In a long, and very open blog post, OKCupid co-founder Christian Rudder explains that “We noticed recently that people didn’t like it when Facebook “experimented” with their news feed. Even the FTC is getting involved. But guess what, everybody: if you use the Internet, you’re the subject of hundreds of experiments at any given time, on every site. That’s how websites work.”
In another not system-wide experiment, to see whether the very existence of high match numbers could influence people to be more predisposed to like each other, OKCupid intentionally displayed inflated match percentage numbers between people. So, for example, if Joe and Jane were really only a 30% match, the system told them that they were a 90% match. They also did it in the other direction, deflating match scores that were actually much higher.

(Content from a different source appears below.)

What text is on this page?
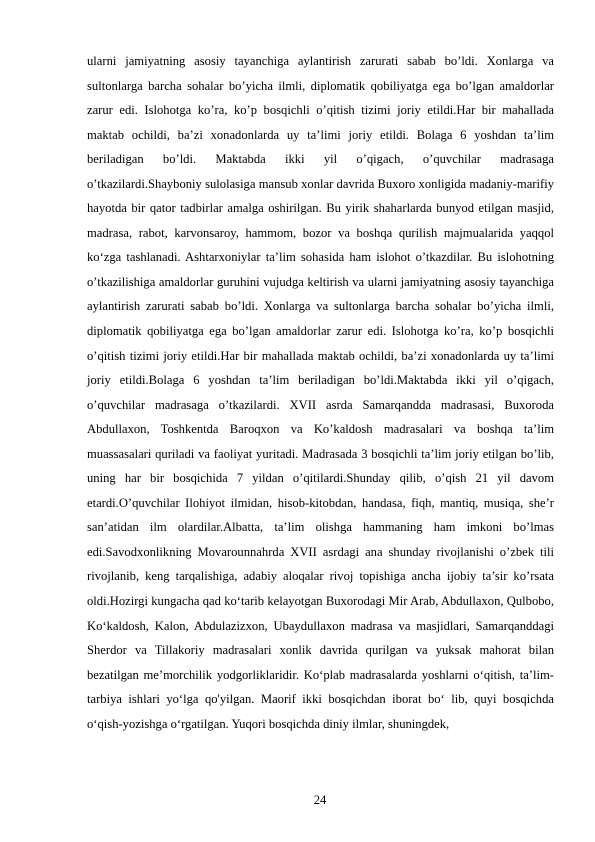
ularni jamiyatning asosiy tayanchiga aylantirish zarurati sabab bo’ldi. Xonlarga va sultonlarga barcha sohalar bo’yicha ilmli, diplomatik qobiliyatga ega bo’lgan amaldorlar zarur edi. Islohotga ko’ra, ko’p bosqichli o’qitish tizimi joriy etildi.Har bir mahallada maktab ochildi, ba’zi xonadonlarda uy ta’limi joriy etildi. Bolaga 6 yoshdan ta’lim beriladigan bo’ldi. Maktabda ikki yil o’qigach, o’quvchilar madrasaga o’tkazilardi.Shayboniy sulolasiga mansub xonlar davrida Buxoro xonligida madaniy-marifiy hayotda bir qator tadbirlar amalga oshirilgan. Bu yirik shaharlarda bunyod etilgan masjid, madrasa, rabot, karvonsaroy, hammom, bozor va boshqa qurilish majmualarida yaqqol ko‘zga tashlanadi. Ashtarxoniylar ta’lim sohasida ham islohot o’tkazdilar. Bu islohotning o’tkazilishiga amaldorlar guruhini vujudga keltirish va ularni jamiyatning asosiy tayanchiga aylantirish zarurati sabab bo’ldi. Xonlarga va sultonlarga barcha sohalar bo’yicha ilmli, diplomatik qobiliyatga ega bo’lgan amaldorlar zarur edi. Islohotga ko’ra, ko’p bosqichli o’qitish tizimi joriy etildi.Har bir mahallada maktab ochildi, ba’zi xonadonlarda uy ta’limi joriy etildi.Bolaga 6 yoshdan ta’lim beriladigan bo’ldi.Maktabda ikki yil o’qigach, o’quvchilar madrasaga o’tkazilardi. XVII asrda Samarqandda madrasasi, Buxoroda Abdullaxon, Toshkentda Baroqxon va Ko’kaldosh madrasalari va boshqa ta’lim muassasalari quriladi va faoliyat yuritadi. Madrasada 3 bosqichli ta’lim joriy etilgan bo’lib, uning har bir bosqichida 7 yildan o’qitilardi.Shunday qilib, o’qish 21 yil davom etardi.O’quvchilar Ilohiyot ilmidan, hisob-kitobdan, handasa, fiqh, mantiq, musiqa, she’r san’atidan ilm olardilar.Albatta, ta’lim olishga hammaning ham imkoni bo’lmas edi.Savodxonlikning Movarounnahrda XVII asrdagi ana shunday rivojlanishi o’zbek tili rivojlanib, keng tarqalishiga, adabiy aloqalar rivoj topishiga ancha ijobiy ta’sir ko’rsata oldi.Hozirgi kungacha qad ko‘tarib kelayotgan Buxorodagi Mir Arab, Abdullaxon, Qulbobo, Ko‘kaldosh, Kalon, Abdulazizxon, Ubaydullaxon madrasa va masjidlari, Samarqanddagi Sherdor va Tillakoriy madrasalari xonlik davrida qurilgan va yuksak mahorat bilan bezatilgan me’morchilik yodgorliklaridir. Ko‘plab madrasalarda yoshlarni o‘qitish, ta’lim-tarbiya ishlari yo‘lga qo'yilgan. Maorif ikki bosqichdan iborat bo‘ lib, quyi bosqichda o‘qish-yozishga o‘rgatilgan. Yuqori bosqichda diniy ilmlar, shuningdek,
24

Using a benchmark of “exchanged at least four messages” (as that is a metric that OKC says indicates the likelihood of a good match, or at least some compatibility), OKCupid found that it all evened out – if people were told they were only a 30% match, but were really a 90% match, they still got to that four message threshold, in nearly the same numbers as if they were told they were a 90% match and actually were a 90% match.
That said, it seems to us that users may have completely passed over someone they were led to believe was a 30% match but was really a 90% match. But that said, OKC makes a point of saying that “Once the experiment was concluded, the users were notified of the correct match percentage.”
The full blog post on the OKCupid experiments makes for very interesting (and amusing) reading.